Rio de Janeiro - Há quase 20 anos, o papa vem sendo acusado de retrógrado, conservador e cabeça dura. Mesmo sem procuração para defendê-lo, considero essas restrições como resultado da ignorância do que seja um papa. Ele não é um animador de auditório que depois de cada atração pergunta ao público quem vai para o trono.
Para liderar uma igreja que atravessa 20 séculos de história e se considera depositária de uma verdade religiosa e moral, o papa não pensa por si nem pode agir de acordo com as verdades provisórias da sociedade.
Quando é eleito, ele se obriga a defender uma verdade. Uma verdade que não pode ser colocada periodicamente em leilão para saber qual a mais mercadológica, a mais moderna, a que dá mais ibope. Se tudo der errado, ele deve voltar às catacumbas, como os primeiros papas, para continuar professando a fé pela qual está disposto a sacrificar a vida (os primeiros 50 papas foram assassinados pelos imperadores romanos).
Fé e história não se misturam. Por definição, a primeira é imutável, a segunda, dinâmica. Evidente que nem toda fé é verdadeira e nem todos os estágios da história são moralmente defensáveis e cientificamente corretos.
O papa é o guardião de uma fé que alguns milhões de seres humanos, ao longo de 20 séculos, consideraram e consideram verdadeira.
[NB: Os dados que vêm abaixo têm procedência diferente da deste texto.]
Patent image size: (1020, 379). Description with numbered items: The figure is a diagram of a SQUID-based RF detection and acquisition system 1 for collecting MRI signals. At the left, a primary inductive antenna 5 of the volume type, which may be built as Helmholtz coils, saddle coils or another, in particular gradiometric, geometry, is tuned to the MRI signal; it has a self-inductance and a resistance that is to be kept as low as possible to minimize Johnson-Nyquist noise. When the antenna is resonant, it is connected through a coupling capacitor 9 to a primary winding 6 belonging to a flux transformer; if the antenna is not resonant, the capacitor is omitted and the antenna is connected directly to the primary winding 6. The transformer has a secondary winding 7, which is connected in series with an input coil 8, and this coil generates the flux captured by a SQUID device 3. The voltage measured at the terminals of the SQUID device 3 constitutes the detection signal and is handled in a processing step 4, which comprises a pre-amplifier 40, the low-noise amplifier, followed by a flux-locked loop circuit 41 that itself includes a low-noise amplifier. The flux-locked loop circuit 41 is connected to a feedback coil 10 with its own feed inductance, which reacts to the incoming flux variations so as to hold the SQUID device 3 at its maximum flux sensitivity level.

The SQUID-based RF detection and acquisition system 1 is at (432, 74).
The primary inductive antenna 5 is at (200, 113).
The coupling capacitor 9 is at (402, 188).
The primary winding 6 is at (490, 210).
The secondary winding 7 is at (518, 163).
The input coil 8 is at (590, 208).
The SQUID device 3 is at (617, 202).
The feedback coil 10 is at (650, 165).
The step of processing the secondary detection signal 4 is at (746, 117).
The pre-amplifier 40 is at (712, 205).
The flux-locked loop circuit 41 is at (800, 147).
Ele não pode trair esse patrimônio, por mais antipático e atrasado que seja ou pareça.
Há uma diferença fundamental entre um papa e o Faustão, por exemplo. O papa não pode oferecer dois números de telefone para o "sim" ou o "não". Disque tal número se concorda, disque esse outro se discorda. O placar decidirá a questão.
Se a religião da qual é o líder e guardião está perdendo adeptos, o problema é dos adeptos, não dele. Se ficar falando sozinho, aí sim, o problema será dele.
Mas a religião que professa começou exatamente assim: com uma voz clamando no deserto.